I know that I am capable of losing all the weight. Even though I have a lot to lose. Spoiler alert: the number has 3 digits! I'm really dying to waltz into any store in the mall and buy something off the rack. And not pay the fat tax! You guys know about the fat tax, right? That cute cardigan at Target that's only $17.99. Unless you need an XXL. Then it's $19.99. Fatty.
I want to not carry around an extra person when I'm walking in the 3-Day. 60 miles is difficult enough, let alone when you've got all that extra weight on your back (and front, and legs, and feet). And that is something I'm not willing to give up, but as I told my wonderful boyfriend last month "I can't put my body through it again next year if I haven't lost a huge chunk of this weight."
I want to not be "the funny fat girl." Do any of you know how EXHAUSTING it is to have to be funny ALL THE TIME? Because unfunny fat girls are just depressing to the rest of the world. Guess what? Funny fat girls are depressing to themselves a lot of the time. Tears of a clown, baby.
One last fat discrimination anecdote before I move on. The absolute discrimination. I've been passed over for jobs that I was more qualified and more experienced and more talented for. The girl who got the job? A waif. I have no problem with losing out on a job to someone better qualified, but losing out on a job solely because of my size? Oh, that was a blow.
However, I don't intend for this to be a political blog, or a pity party blog. It's not a LiveJournal. So moving on, here is the plan: changing my diet. This should not be a huge issue right now. I'm borderline lactose intolerant, so most of the dairy is already out the window. I'm in training for the 3-Day, so I get up early and walk quite a few days a week. On those days I have a Luna bar for breakfast and usually another for a snack in the mid morning. Then a LeanCuisine for lunch and (my favorite) whatever I want for dinner (within reason. I still stay away from the dairy most nights.) I've temporarily broken up with beer, which I hate. I prefer beer, but vodka tonic is a better option. And they make diet tonic water! Amazing!

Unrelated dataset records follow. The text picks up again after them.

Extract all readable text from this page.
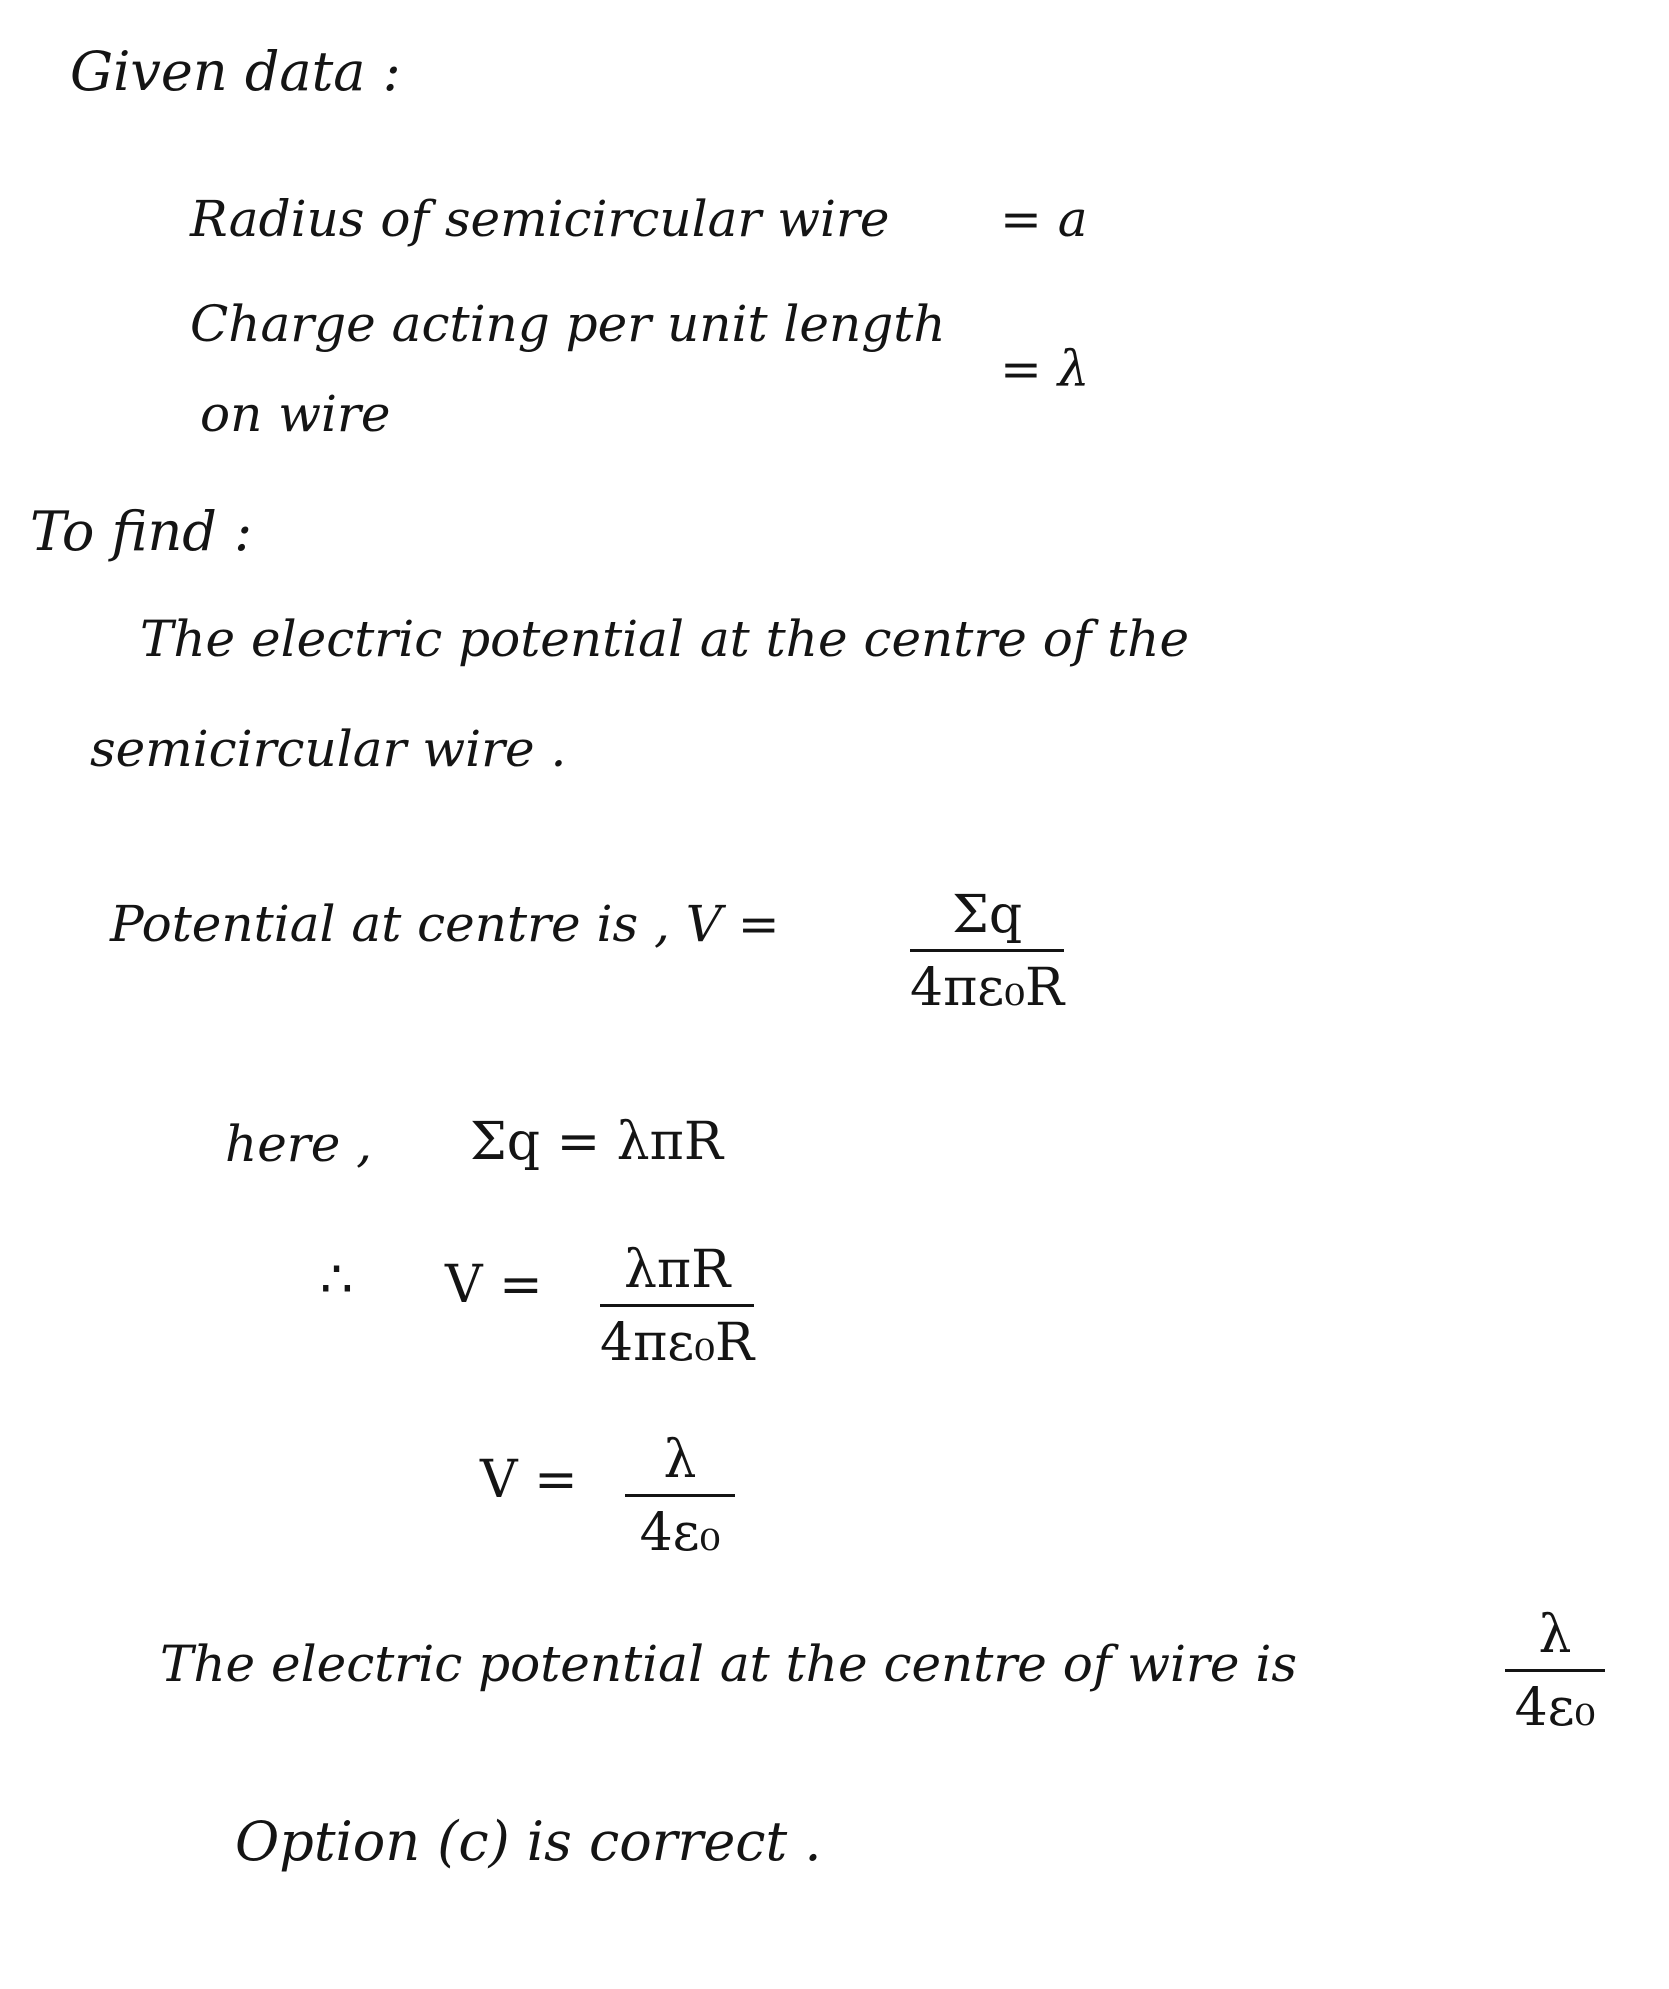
Given data :
Radius of semicircular wire = a
Charge acting per unit length
on wire
= λ
To find :
The electric potential at the centre of the
semicircular wire .
Potential at centre is , V =	Σq
4πε₀R
here , Σq = λπR
∴ V = λπR
4πε₀R
V = λ
4ε₀
The electric potential at the centre of wire is	λ
4ε₀
Option (c) is correct .
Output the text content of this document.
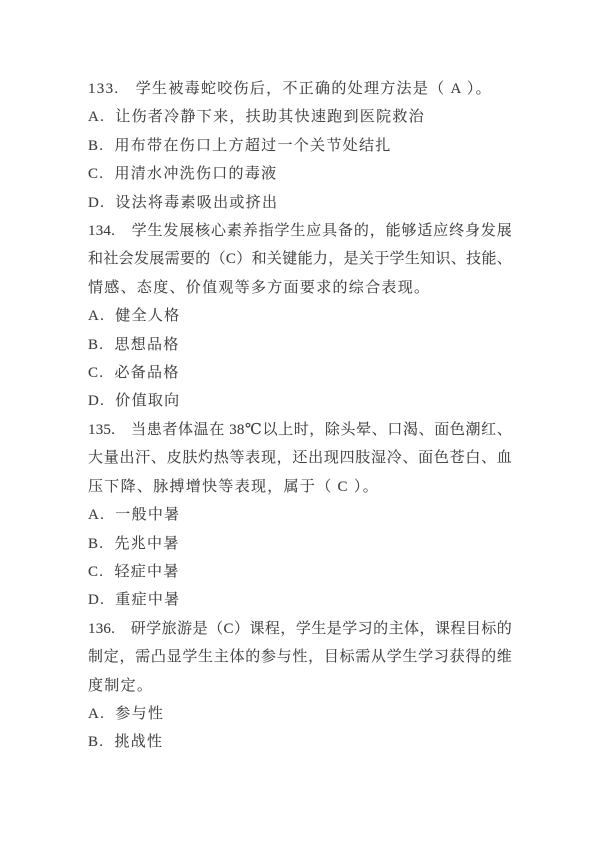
133.　学生被毒蛇咬伤后，不正确的处理方法是（ A ）。

A.  让伤者冷静下来，扶助其快速跑到医院救治

B.  用布带在伤口上方超过一个关节处结扎

C.  用清水冲洗伤口的毒液

D.  设法将毒素吸出或挤出

134.　学生发展核心素养指学生应具备的，能够适应终身发展

和社会发展需要的（C）和关键能力，是关于学生知识、技能、

情感、态度、价值观等多方面要求的综合表现。

A.  健全人格

B.  思想品格

C.  必备品格

D.  价值取向

135.　当患者体温在 38℃以上时，除头晕、口渴、面色潮红、

大量出汗、皮肤灼热等表现，还出现四肢湿冷、面色苍白、血

压下降、脉搏增快等表现，属于（ C ）。

A.  一般中暑

B.  先兆中暑

C.  轻症中暑

D.  重症中暑

136.　研学旅游是（C）课程，学生是学习的主体，课程目标的

制定，需凸显学生主体的参与性，目标需从学生学习获得的维

度制定。

A.  参与性

B.  挑战性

The second part of the plan: I have all my workouts scheduled through June 2012. Did I mention that I can be extremely Type A? Because I can. And I don't just want to be thin. I want to be strong. I want to be an athlete again. So to that end, I'm working out. Hard. Go big or go home, right? Here's what this week looks like for me:
Hey, my student loan payment was due yesterday! Whoops. Tomorrow will have to do. The darker pink is my 3-Day training schedule. I am not always able to do the long training walks on the weekend, so I try to add miles during the week and hope for the best. I'll get into the 3-Day lifestyle next week. The training plan also calls for 2 days a week of cross training. The lighter pink is my workout schedule. I have MANY things scheduled between now and June. Yoga, Kettle Bells, Couch to 5K, and more. So today Zumba and Jillian Michaels' 30 Day Shred DVD more than covered my 45 minutes of cross training. I've also been doing (don't laugh) the Shake Weight workout every day. It's a quick 10 minute workout that DOES make a difference. I'm planning on wearing a wedding dress sometime in the future and I want my arms to look fantastic.
My amazing friend Bonnie and I have been "playing" for the past few weeks - tennis, volleyball, zumba -- everything that's not a scary workout has been fun with Bonnie. We laugh at how ridiculously bad we are at things (or how the Zumba moves remind us of Ronnie from Jersey Shore), we sweat and burn calories.
I'll be screencapping my week and sharing it with you every Sunday, as well as recapping my previous week's workouts. I do NOT expect to hit every workout, but I will be doing my damnedest. Also I'll be posting before photos next week. Again, because I'm vain. I haven't done my roots in a while and don't have a cute progress photo outfit picked out. Like I said, vain.
So. There we are. 487 days to get down to the goal weight of 170 (yes, 170. I am a rather tall young woman). In the next 487 days I expect to laugh, cry, freak out, get stronger, have weak days, run races - from 5K up to half marathon (then a full marathon in my 30th year!), make a difference and become the best version of me. Feel free to come along for the ride.